Iraner in Deutschland befinden sich in einer anderen Situation als beispielsweise Syrer oder Ukrainer, die meist als Kriegsflüchtlinge anerkannt werden. Da der Iran bislang kein Kriegsland war, mussten Iraner individuell Asyl beantragen, mit deutlich niedrigeren Anerkennungsquoten als Syrer oder Ukrainer. Im Jahr 2024 lehnte das BAMF 49 Prozent der iranischen Asylanträge ab. Im Gegensatz dazu lag die Ablehnungsquote für Syrer bei 0,3 Prozent und für Afghanen bei 5,4 Prozent.

Trotz der offensichtlichen Menschenrechtsverletzungen durch das iranische Regime fällt es vielen Iranern schwer, ein individuelles Risiko nachzuweisen – wodurch sie, wie Alborz, in einer administrativen Grauzone gefangen sind.

Während seines Asylgesprächs erzählte Alborz dem Beamten, dass er vor den iranischen Sicherheitskräften geflohen sei. Der Beamte antwortete: „Warum haben Sie keine Beschwerde bei der iranischen Justiz eingereicht?“ Alborz antwortete: „Wenn das möglich gewesen wäre, hätte ich den Iran nicht verlassen.“

Europa wirft uns mit anderen Muslimen in einen Topf.

Alborz Zahedi, Asylbewerber aus dem Iran

Viele Iraner, insbesondere diejenigen, die sich aktiv gegen das Regime stellen, fühlen sich seit langem falsch eingestuft – sie werden als Menschen aus dem Nahen Osten angesehen, als Muslime betrachtet und nicht als Menschen aus einem Kriegsgebiet.

Doch viele identifizieren sich nicht mehr als Muslime, lehnen patriarchalische Normen ab und haben für Freiheit und Gleichberechtigung alles riskiert. „Europa wirft uns mit anderen Muslimen aus dem Nahen Osten in einen Topf und ignoriert dabei die kulturellen und sozialen Unterschiede, die uns prägen“, sagt Alborz Zahedi.

Bis zu 30.000 Euro Schleusergebühr

Gleichzeitig kritisieren Regimekritiker und Verfolgte ihre Landsleute, die betrügerische Asylanträge stellen: Schleusernetzwerke verlangen bis zu 30.000 Euro pro Person und überfluten das System mit falschen Fällen – so dass selbst echte Flüchtlinge bei den Behörden auf Skepsis stoßen.

„Ich bin zwischen zwei Systemen gefangen, nicht zwischen zwei Ländern. Jeder Asylbewerber ist nur eine Fallnummer, staatenlos, stimmlos und vergessen“, sagt Alborz.

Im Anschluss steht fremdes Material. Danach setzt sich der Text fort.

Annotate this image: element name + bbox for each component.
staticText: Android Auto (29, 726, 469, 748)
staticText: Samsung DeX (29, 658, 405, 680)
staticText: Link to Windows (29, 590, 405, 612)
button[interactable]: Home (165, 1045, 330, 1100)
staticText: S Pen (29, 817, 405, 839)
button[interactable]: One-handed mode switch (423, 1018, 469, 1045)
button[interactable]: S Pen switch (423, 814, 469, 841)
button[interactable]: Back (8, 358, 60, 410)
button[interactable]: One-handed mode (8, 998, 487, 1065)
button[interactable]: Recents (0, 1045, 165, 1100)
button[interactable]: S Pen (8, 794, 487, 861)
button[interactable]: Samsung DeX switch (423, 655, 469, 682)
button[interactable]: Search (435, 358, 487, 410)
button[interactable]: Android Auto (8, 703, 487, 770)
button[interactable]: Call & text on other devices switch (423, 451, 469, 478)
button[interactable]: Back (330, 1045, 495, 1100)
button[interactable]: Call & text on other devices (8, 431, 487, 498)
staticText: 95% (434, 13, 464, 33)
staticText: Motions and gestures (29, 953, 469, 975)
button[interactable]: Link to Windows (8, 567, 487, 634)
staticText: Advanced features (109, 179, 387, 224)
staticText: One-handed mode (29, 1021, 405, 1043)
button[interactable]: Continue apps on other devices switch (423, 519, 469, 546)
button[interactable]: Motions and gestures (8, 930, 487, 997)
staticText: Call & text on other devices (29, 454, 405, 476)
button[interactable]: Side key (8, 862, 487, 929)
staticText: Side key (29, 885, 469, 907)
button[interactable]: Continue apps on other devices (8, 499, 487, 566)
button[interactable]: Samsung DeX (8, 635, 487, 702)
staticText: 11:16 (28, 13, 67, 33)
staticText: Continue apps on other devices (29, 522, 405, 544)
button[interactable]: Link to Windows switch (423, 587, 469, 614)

Selbst geschlechtsspezifische Anträge sind selten erfolgreich. Trotz Zwangsverschleierung, Reiseverboten für Frauen und der Unterdrückung von Demonstranten im Iran erhielten 2024 nur 321 iranische Antragstellerinnen aus geschlechtsspezifischen Gründen Asyl.

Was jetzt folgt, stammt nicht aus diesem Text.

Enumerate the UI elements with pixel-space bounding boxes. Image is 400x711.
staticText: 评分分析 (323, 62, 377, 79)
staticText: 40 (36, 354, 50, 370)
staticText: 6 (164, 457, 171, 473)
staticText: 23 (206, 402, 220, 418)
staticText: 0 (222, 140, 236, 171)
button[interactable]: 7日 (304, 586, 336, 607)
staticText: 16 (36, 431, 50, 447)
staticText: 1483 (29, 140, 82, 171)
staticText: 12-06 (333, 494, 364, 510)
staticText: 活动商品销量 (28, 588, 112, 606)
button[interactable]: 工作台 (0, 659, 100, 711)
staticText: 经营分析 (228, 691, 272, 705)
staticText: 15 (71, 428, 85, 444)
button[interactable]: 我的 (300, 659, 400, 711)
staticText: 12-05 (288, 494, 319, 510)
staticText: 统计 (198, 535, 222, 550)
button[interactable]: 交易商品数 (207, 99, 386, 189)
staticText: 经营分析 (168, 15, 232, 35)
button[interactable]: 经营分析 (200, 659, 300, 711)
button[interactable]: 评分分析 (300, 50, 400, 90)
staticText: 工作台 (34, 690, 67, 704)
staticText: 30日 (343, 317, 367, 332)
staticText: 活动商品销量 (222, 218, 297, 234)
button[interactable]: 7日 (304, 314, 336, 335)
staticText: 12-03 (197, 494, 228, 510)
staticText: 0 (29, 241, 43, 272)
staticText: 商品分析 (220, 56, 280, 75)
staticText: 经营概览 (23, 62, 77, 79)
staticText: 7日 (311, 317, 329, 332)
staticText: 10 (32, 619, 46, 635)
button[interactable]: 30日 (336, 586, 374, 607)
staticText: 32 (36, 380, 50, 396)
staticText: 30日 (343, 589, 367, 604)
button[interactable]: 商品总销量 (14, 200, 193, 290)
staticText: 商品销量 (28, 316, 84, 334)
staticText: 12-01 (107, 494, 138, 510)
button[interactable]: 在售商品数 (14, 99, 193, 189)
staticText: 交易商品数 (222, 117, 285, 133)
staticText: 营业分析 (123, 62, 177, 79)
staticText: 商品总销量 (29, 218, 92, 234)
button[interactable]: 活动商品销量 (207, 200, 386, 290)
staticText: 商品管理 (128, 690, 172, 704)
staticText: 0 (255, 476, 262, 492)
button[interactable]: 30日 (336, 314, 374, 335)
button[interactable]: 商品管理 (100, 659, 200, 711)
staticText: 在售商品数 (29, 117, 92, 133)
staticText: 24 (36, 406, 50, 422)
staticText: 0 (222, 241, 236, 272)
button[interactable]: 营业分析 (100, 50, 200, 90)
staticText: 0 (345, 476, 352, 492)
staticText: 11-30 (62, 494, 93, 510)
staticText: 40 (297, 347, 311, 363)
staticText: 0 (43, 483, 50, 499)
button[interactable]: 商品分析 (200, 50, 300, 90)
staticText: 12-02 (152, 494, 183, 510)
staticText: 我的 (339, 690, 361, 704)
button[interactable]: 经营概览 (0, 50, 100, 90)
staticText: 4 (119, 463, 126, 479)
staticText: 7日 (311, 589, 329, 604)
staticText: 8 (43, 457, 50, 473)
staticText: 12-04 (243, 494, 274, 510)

Zara Kanani, Soziologin aus dem Iran

© Mahtab Qoliizadeh

Zara Kanani promoviert in Soziologie an der Universität Kassel. Sie sagt dem Tagesspiegel: „Viele in der iranischen Diaspora hoffen, dass dieser Krieg zum Sturz der Islamischen Republik führen wird – denn sie sind keine Migranten, sondern Exilanten. Mit anderen Worten: Viele von ihnen sind sehr daran interessiert, in den Iran zurückzukehren oder zumindest in einer Zeit nach der Islamischen Republik hin- und herreisen zu können.“

Iranische Diaspora ist gespalten

Im Gegensatz zu anderen Migrantengemeinschaften ist es der iranischen Diaspora noch nicht gelungen, dauerhafte rechtliche oder kulturelle Netzwerke aufzubauen. Dies ist besonders auffällig angesichts des Profils der jüngsten Migranten, die gebildet und politisch aktiv sind.

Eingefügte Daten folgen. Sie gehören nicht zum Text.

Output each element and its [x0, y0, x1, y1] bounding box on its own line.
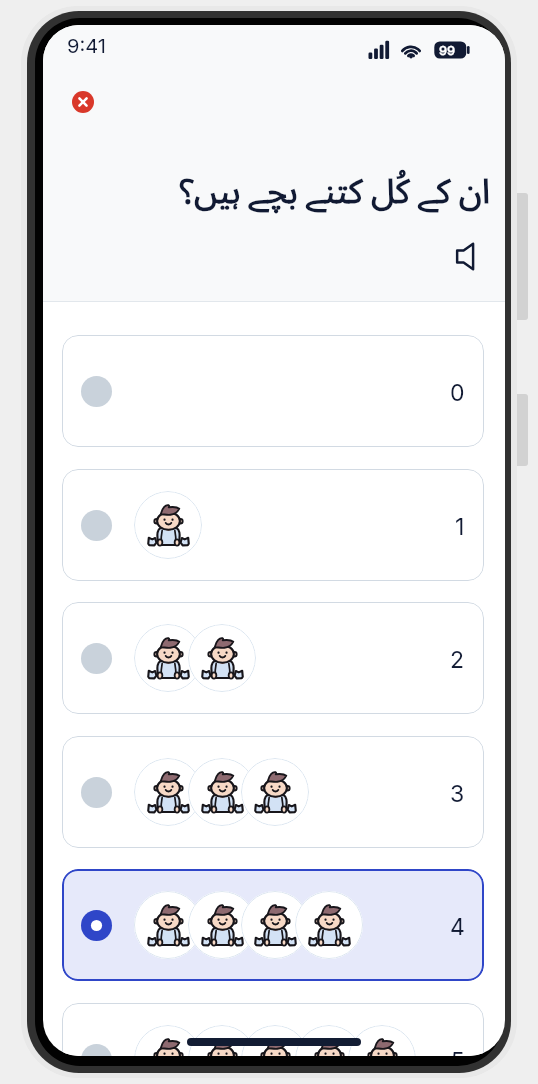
staticText: ان کے کُل کتنے بچے ہیں؟	[43, 157, 490, 228]
staticText: 0	[450, 379, 465, 407]
button[interactable]: 4	[62, 869, 484, 981]
button[interactable]: 2	[62, 602, 484, 714]
staticText: 1	[455, 513, 465, 541]
staticText: 9:41	[67, 34, 106, 58]
staticText: 3	[450, 780, 465, 808]
button[interactable]: Play audio	[443, 234, 487, 278]
staticText: 4	[450, 913, 465, 941]
staticText: 2	[450, 646, 465, 674]
button[interactable]: 1	[62, 469, 484, 581]
button[interactable]: Close	[72, 91, 94, 113]
button[interactable]: 0	[62, 335, 484, 447]
staticText: 5	[451, 1047, 465, 1056]
button[interactable]: 3	[62, 736, 484, 848]
staticText: 99	[439, 42, 456, 58]
button[interactable]: 5	[62, 1003, 484, 1056]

Denn im Gegensatz zu vielen anderen Migrantengemeinschaften ist die iranische Diaspora in generationenübergreifenden, psychologischen und ideologischen Spaltungen gefangen geblieben, anstatt kohärente Institutionen aufzubauen – Spaltungen, die in einer fragmentierten Migrationsgeschichte, tiefem politischem Misstrauen und dem Fehlen finanzieller und struktureller Unterstützungssysteme begründet sind.

Laut Zara Kanani fühlen sich die meisten Iraner in einer psychologischen Leere gefangen: Sie sind nicht mehr Teil des Landes, aus dem sie geflohen sind, aber noch nicht willkommen in dem Land, in das sie gekommen sind.

Ob der aktuelle Krieg zu einem Wendepunkt oder zu einer weiteren Tragödie wird, bleibt abzuwarten. Aber vorerst bleiben Tausende von Iranern gestrandet – nicht nur wegen der Grenzen, sondern auch weil der politische Wille fehlt.